29 Kasım 2010 Pazartesi

NATO; ÖNCELİKLİ TEHDİTTİR




NATO; ÖNCELİKLİ TEHDİTTİR

Prof. Dr. Nurullah AYDIN - 29 Kasım 2010

Wikileaks bombaları patlattı.

ABD’nin son 3 yıl içindeki gizli diplomatik yazışmalarının da aralarında olduğu onbinlerce belge dün yayınlandı. 250 bini aşkın belgenin 7 bininde Türkiye geçiyor

Türkiye; füze kalkanı projesiyle müttefikini sorguluyor. Rasmussen’in NATO genel sekreterliğe seçilmesi de sancılı olmuştu. AKP’nin iki lider ters düşmüştü.

AB ile NATO’nun 21 üyesi ortak, ancak uygulamada ilişkiler Kıbrıs’a takılıyor. Zira NATO müttefiki Türkiye, Kıbrıs Rum kesiminin Türkiye politikası devam ettikçe, AB üyesi Kıbrıs Rum kesimi de Türkiye’nin Kıbrıs politikası devam ettikçe AB-NATO ilişkilerinin yoğunlaşmasına razı değiller.

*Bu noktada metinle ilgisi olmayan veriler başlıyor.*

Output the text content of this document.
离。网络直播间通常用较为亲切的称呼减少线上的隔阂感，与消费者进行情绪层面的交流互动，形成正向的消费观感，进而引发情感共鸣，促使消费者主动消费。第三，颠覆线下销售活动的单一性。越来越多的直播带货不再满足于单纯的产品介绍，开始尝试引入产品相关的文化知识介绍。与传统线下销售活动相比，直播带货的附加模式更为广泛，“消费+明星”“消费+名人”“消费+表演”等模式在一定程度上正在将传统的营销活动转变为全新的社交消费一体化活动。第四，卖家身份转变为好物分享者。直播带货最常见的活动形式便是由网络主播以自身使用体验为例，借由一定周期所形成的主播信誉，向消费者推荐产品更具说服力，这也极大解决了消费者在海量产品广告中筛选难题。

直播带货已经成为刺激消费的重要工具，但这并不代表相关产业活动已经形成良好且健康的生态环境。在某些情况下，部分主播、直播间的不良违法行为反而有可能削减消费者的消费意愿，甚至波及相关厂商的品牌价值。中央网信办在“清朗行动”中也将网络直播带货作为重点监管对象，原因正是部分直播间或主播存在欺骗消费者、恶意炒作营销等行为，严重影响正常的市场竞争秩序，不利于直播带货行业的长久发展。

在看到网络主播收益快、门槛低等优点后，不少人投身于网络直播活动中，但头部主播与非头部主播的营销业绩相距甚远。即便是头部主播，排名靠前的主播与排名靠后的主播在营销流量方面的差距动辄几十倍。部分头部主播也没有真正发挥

Türkiye, NATO-İsrail ilişkilerinde de sert. Kalkan projesinde füzelerle ilgili toplanacak istihbaratın İsrail’e aktarılmaması gibi tuhaf bir talebi var. Zirvelere gözlemci olarak katılan İsrail bu zirvede yoktu. Türkiye’nin ara sıra NATO’ya alternatif olarak düşündüğü müstakbel stratejik müttefik Rusya, hesapta yokken NATO ile hareket ederek Avrupa savunmasına ortak olma yolunda. Bütün bunlar Türkiye’nin elini güçlendirmiyor aksine fazlasını istemesini engelliyor.

Bakın; Herman Achille Van Rompuy bir yıldır Avrupa Birliği Başkanı. Eski Belçika Başbakanı olup kuzey Avrupalı Hıristiyan Demokrat camiaya mensup. Başkan olmadan 2004’te Türkiye’nin üyeliği konusunda şunları söylemişti: ‘AB’nin Türkiye ile genişlemesi hiçbir surette önceki genişlemelerle kıyaslanamaz. Türkiye Avrupa değildir ve hiçbir zaman da olmayacaktır. Şurası bir gerçektir ki Avrupa’da geçerli olan evrensel değerler -ki bunlar Hıristiyanlığın da temel değerleridir, Türkiye gibi Müslüman bir ülkenin dâhil olmasıyla güç kaybedeceklerdir.’

Van Rompuy AB Başkanlığı’na seçilince bu ifadeler ‘dün dündür’ diye yorumlanmış, ‘artık daha tarafsız davranacaktır’ denmişti. Başkan Berlin’de AB’nin genişleme felsefesini anlatmış ama Türkiye’yi anmayı unutmuştu. Hıristiyan Demokrat Konrad Adenauer Vakfı’nın düzenlediği etkinliğin onur konuğu olarak yaptığı konuşmada ‘ilk on ayda yedi Balkan ülkesini ziyaret ettim’ diyor. Bu dönem zarfında herhangi bir Türkiyeli yetkili ile resmen görüştüğü veya görüşmek istediği kayıtlarda yok. (bkz:http://www.consilium.europa.eu/uedocs/cms_data/docs/pressdata/en/ec/117623.pdf )

Etkinliğin içeriği değil ama adı da pek iddialı: ABD başkanlarının yaptığı yıllık değerlendirme State of Union’dan esinlenerek State of Europe yani ‘Avrupa’nın Durumu’! Üstelik 9 Kasım 1989 Berlin Duvarı’nın yıkılmasının yirmi birinci yıldönümüne rastlatılmış.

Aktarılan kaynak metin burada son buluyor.